With such assurance we may celebrate life and enjoy wholeness, even in our present brokenness. Optimism and hope are truly the joy in life!
This article is a condensed chapter taken from the GC Health Ministries book CELEBRATIONS(healthministries.com).
Peter N. Landless, a board-certified nuclear cardiologist, is director of the General Conference Health Ministries Department.

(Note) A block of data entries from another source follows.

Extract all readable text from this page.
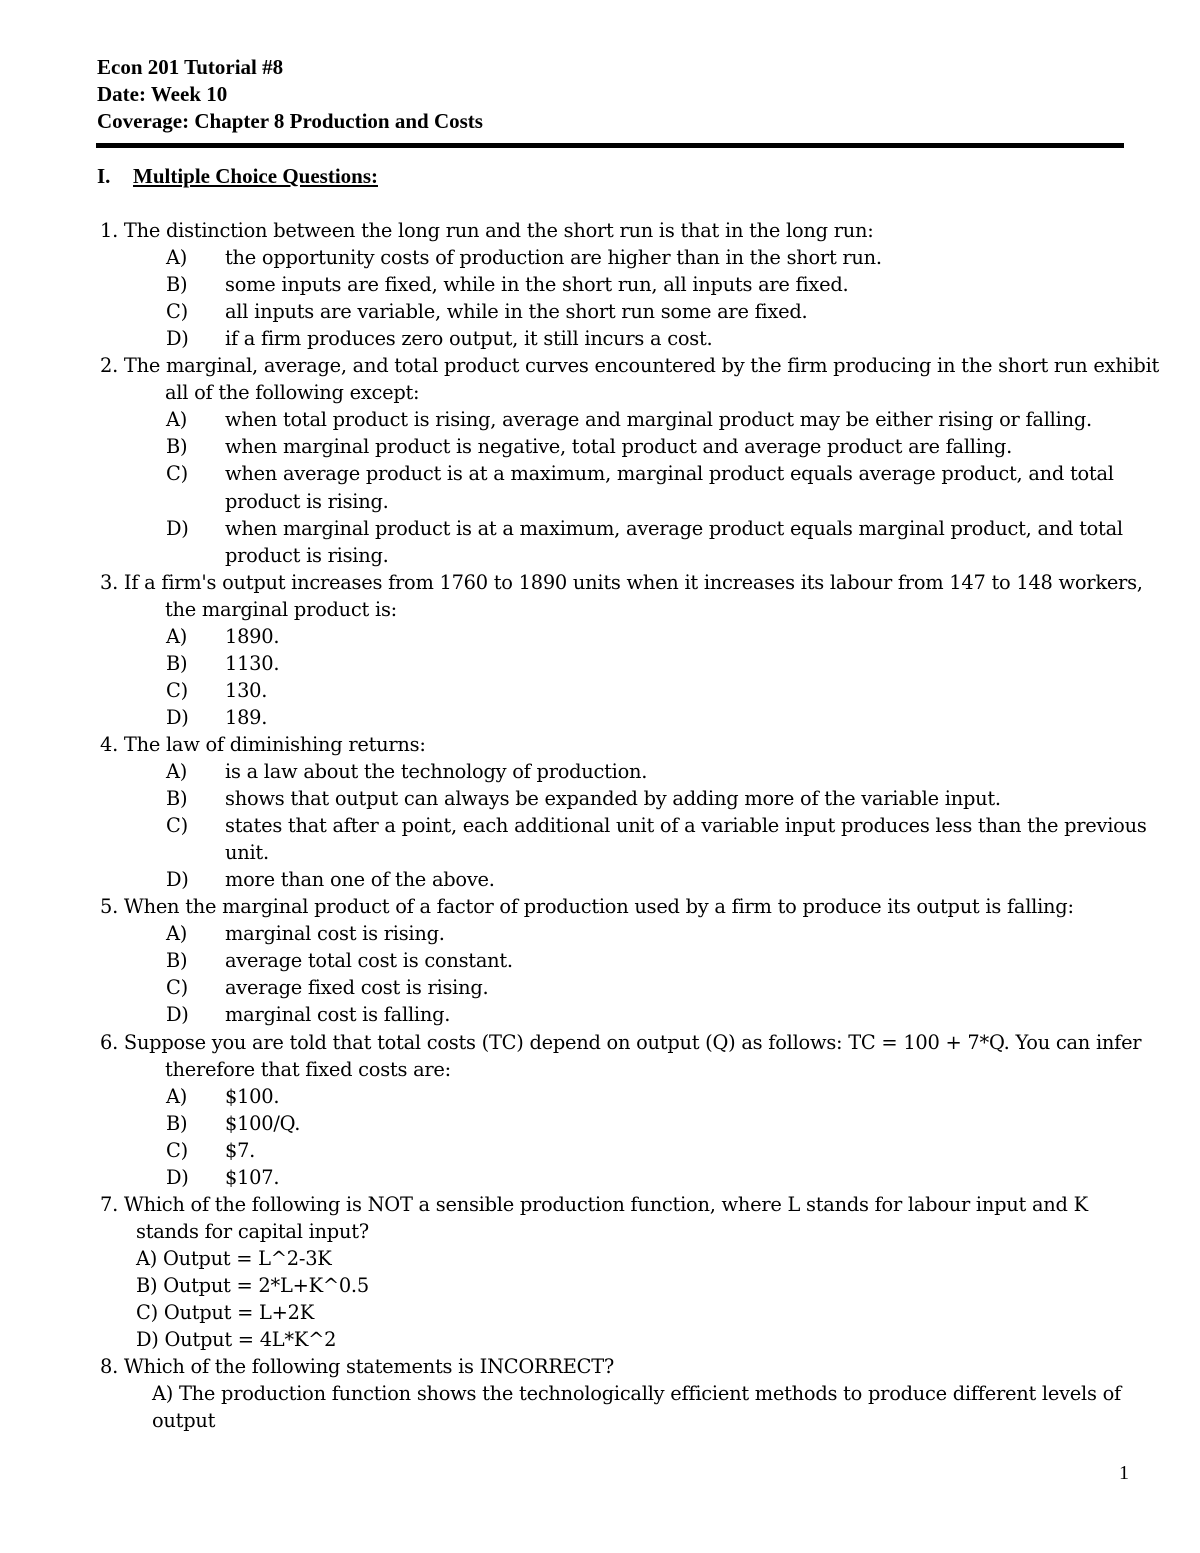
Econ 201 Tutorial #8
Date: Week 10
Coverage: Chapter 8 Production and Costs
I. Multiple Choice Questions:
1. The distinction between the long run and the short run is that in the long run:
A) the opportunity costs of production are higher than in the short run.
B) some inputs are fixed, while in the short run, all inputs are fixed.
C) all inputs are variable, while in the short run some are fixed.
D) if a firm produces zero output, it still incurs a cost.
2. The marginal, average, and total product curves encountered by the firm producing in the short run exhibit
all of the following except:
A) when total product is rising, average and marginal product may be either rising or falling.
B) when marginal product is negative, total product and average product are falling.
C) when average product is at a maximum, marginal product equals average product, and total
product is rising.
D) when marginal product is at a maximum, average product equals marginal product, and total
product is rising.
3. If a firm's output increases from 1760 to 1890 units when it increases its labour from 147 to 148 workers,
the marginal product is:
A) 1890.
B) 1130.
C) 130.
D) 189.
4. The law of diminishing returns:
A) is a law about the technology of production.
B) shows that output can always be expanded by adding more of the variable input.
C) states that after a point, each additional unit of a variable input produces less than the previous
unit.
D) more than one of the above.
5. When the marginal product of a factor of production used by a firm to produce its output is falling:
A) marginal cost is rising.
B) average total cost is constant.
C) average fixed cost is rising.
D) marginal cost is falling.
6. Suppose you are told that total costs (TC) depend on output (Q) as follows: TC = 100 + 7*Q. You can infer
therefore that fixed costs are:
A) $100.
B) $100/Q.
C) $7.
D) $107.
7. Which of the following is NOT a sensible production function, where L stands for labour input and K
stands for capital input?
A) Output = L^2-3K
B) Output = 2*L+K^0.5
C) Output = L+2K
D) Output = 4L*K^2
8. Which of the following statements is INCORRECT?
A) The production function shows the technologically efficient methods to produce different levels of
output
1
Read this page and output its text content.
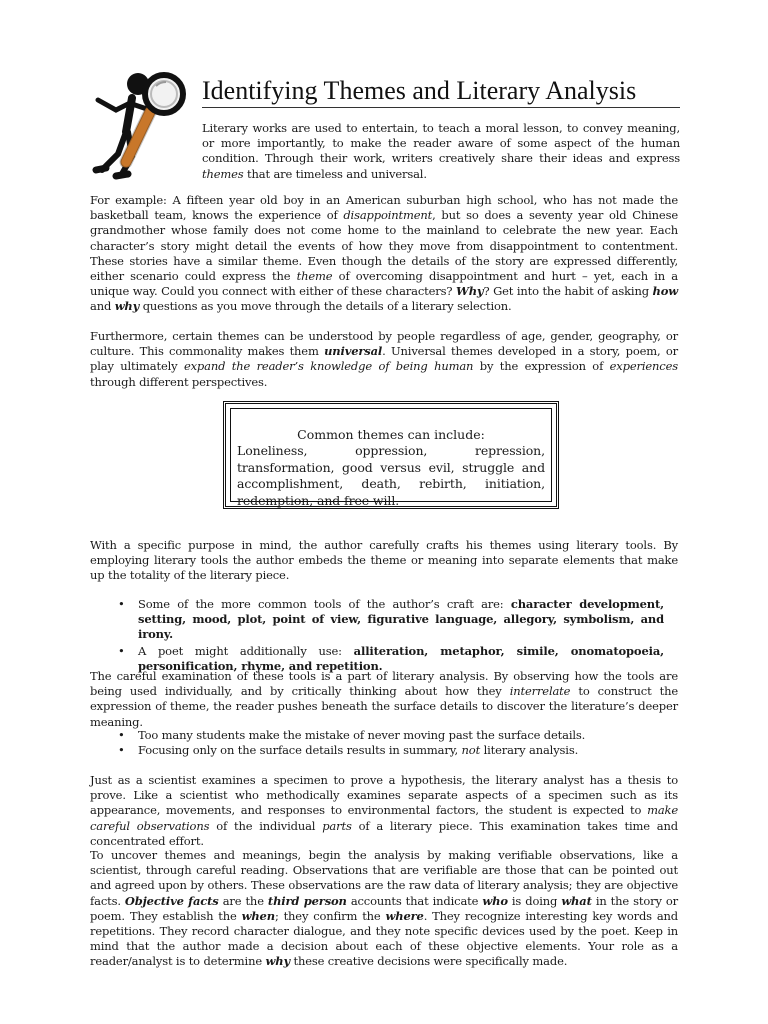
Identifying Themes and Literary Analysis

Literary works are used to entertain, to teach a moral lesson, to convey meaning, or more importantly, to make the reader aware of some aspect of the human condition. Through their work, writers creatively share their ideas and express themes that are timeless and universal.

For example: A fifteen year old boy in an American suburban high school, who has not made the basketball team, knows the experience of disappointment, but so does a seventy year old Chinese grandmother whose family does not come home to the mainland to celebrate the new year. Each character’s story might detail the events of how they move from disappointment to contentment. These stories have a similar theme. Even though the details of the story are expressed differently, either scenario could express the theme of overcoming disappointment and hurt – yet, each in a unique way. Could you connect with either of these characters? Why? Get into the habit of asking how and why questions as you move through the details of a literary selection.

Furthermore, certain themes can be understood by people regardless of age, gender, geography, or culture. This commonality makes them universal. Universal themes developed in a story, poem, or play ultimately expand the reader’s knowledge of being human by the expression of experiences through different perspectives.

Common themes can include:

Loneliness, oppression, repression, transformation, good versus evil, struggle and accomplishment, death, rebirth, initiation, redemption, and free will.

With a specific purpose in mind, the author carefully crafts his themes using literary tools. By employing literary tools the author embeds the theme or meaning into separate elements that make up the totality of the literary piece.

• Some of the more common tools of the author’s craft are: character development, setting, mood, plot, point of view, figurative language, allegory, symbolism, and irony.
• A poet might additionally use: alliteration, metaphor, simile, onomatopoeia, personification, rhyme, and repetition.

The careful examination of these tools is a part of literary analysis. By observing how the tools are being used individually, and by critically thinking about how they interrelate to construct the expression of theme, the reader pushes beneath the surface details to discover the literature’s deeper meaning.

• Too many students make the mistake of never moving past the surface details.
• Focusing only on the surface details results in summary, not literary analysis.

Just as a scientist examines a specimen to prove a hypothesis, the literary analyst has a thesis to prove. Like a scientist who methodically examines separate aspects of a specimen such as its appearance, movements, and responses to environmental factors, the student is expected to make careful observations of the individual parts of a literary piece. This examination takes time and concentrated effort.

To uncover themes and meanings, begin the analysis by making verifiable observations, like a scientist, through careful reading. Observations that are verifiable are those that can be pointed out and agreed upon by others. These observations are the raw data of literary analysis; they are objective facts. Objective facts are the third person accounts that indicate who is doing what in the story or poem. They establish the when; they confirm the where. They recognize interesting key words and repetitions. They record character dialogue, and they note specific devices used by the poet. Keep in mind that the author made a decision about each of these objective elements. Your role as a reader/analyst is to determine why these creative decisions were specifically made.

Read more in our CELEBRATIONS series:
02 Exercise: https://adventistreview.org/lets-celebrate-exercise
04 Environment: https://adventistreview.org/lets-celebrate-the-environment
06 Rest: https://adventistreview.org/rest
08 Temperance: https://adventistreview.org/lets-celebrate-temperance
09 Integrity: https://adventistreview.org/lets-celebrate-integrity
1 Harold G. Koenig, Michael E. McCullough, David B. Larson, Handbook of Religion and Health (New York: Oxford University Press, 2001), p. 207.
2 R. I. M. Dunbar, Rebecca Baron, et al. Proceedings of the Royal Society B: Biological Sciences, March 22, 2012, vol. 279, no. 1731, pp. 1161-1167.
3 C. Conversano, A. Rotondo, et al. Clinical Practice and Epidemiology in Mental Health, May 14, 2010; 6: pp. 25-29.